Como é consabido, a possibilidade de reapreciação da prova produzida em 1ª instância, enquanto garantia do duplo grau de jurisdição em sede de matéria de facto, está subordinada à observância de determinados ónus que a lei adjetiva impõe ao recorrente.
Desde logo, como deflui do nº 1 do art. 639º, quando o apelante interpõe recurso de uma decisão jurisdicional fica automaticamente vinculado à observância de dois ónus, se quiser prosseguir com a impugnação de forma regular[2].
Assim, para além do cumprimento do ónus de alegação, o recorrente fica igualmente sujeito ao ónus de finalizar as alegações recursórias com a formulação sintética de conclusões, em que resuma os fundamentos pelos quais pretende que o tribunal ad quem modifique ou revogue a decisão prolatada pelo tribunal a quo.

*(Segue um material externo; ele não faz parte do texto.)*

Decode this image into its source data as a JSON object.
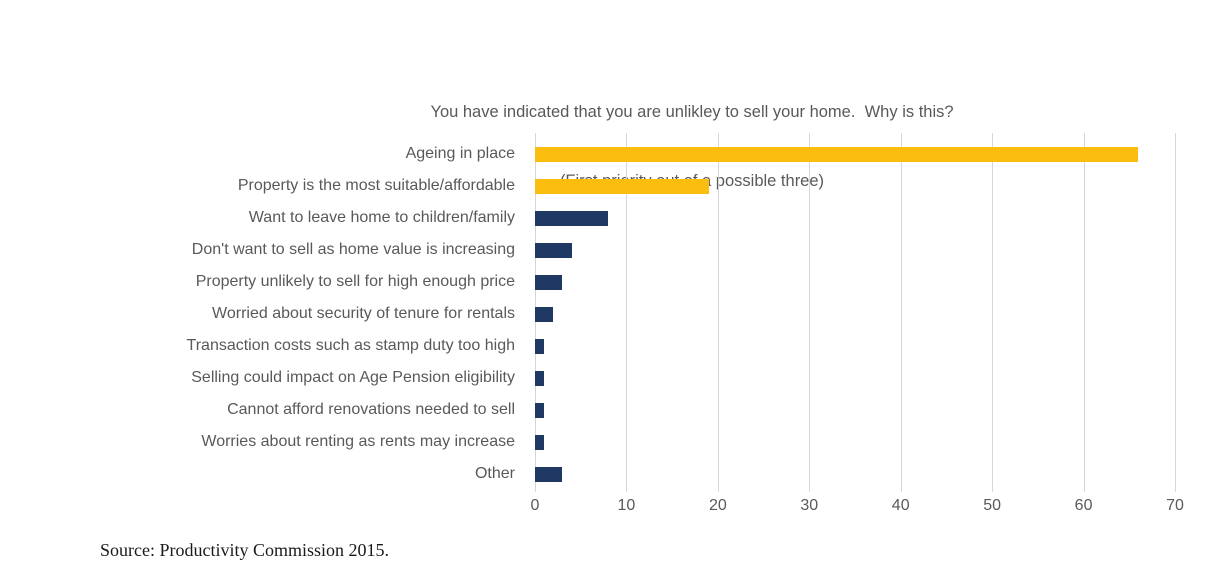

Além destes, vem-se igualmente autonomizando um ónus de especificação de cada uma das concretas razões de discórdia em relação à decisão sob censura, seja quanto às normas jurídicas (e sua interpretação) aí convocadas, seja a respeito dos concretos pontos de facto que o apelante considera que foram julgados de forma incorreta e dos concretos meios de prova que impunham uma diversa decisão relativamente a essa facticidade.
Isso mesmo determina a al. a) do nº 1 do art. 640º, na qual se preceitua que “quando seja impugnada a decisão sobre a matéria de facto, deve o recorrente obrigatoriamente especificar, sob pena de rejeição, os concretos pontos de facto que considera incorretamente julgados”.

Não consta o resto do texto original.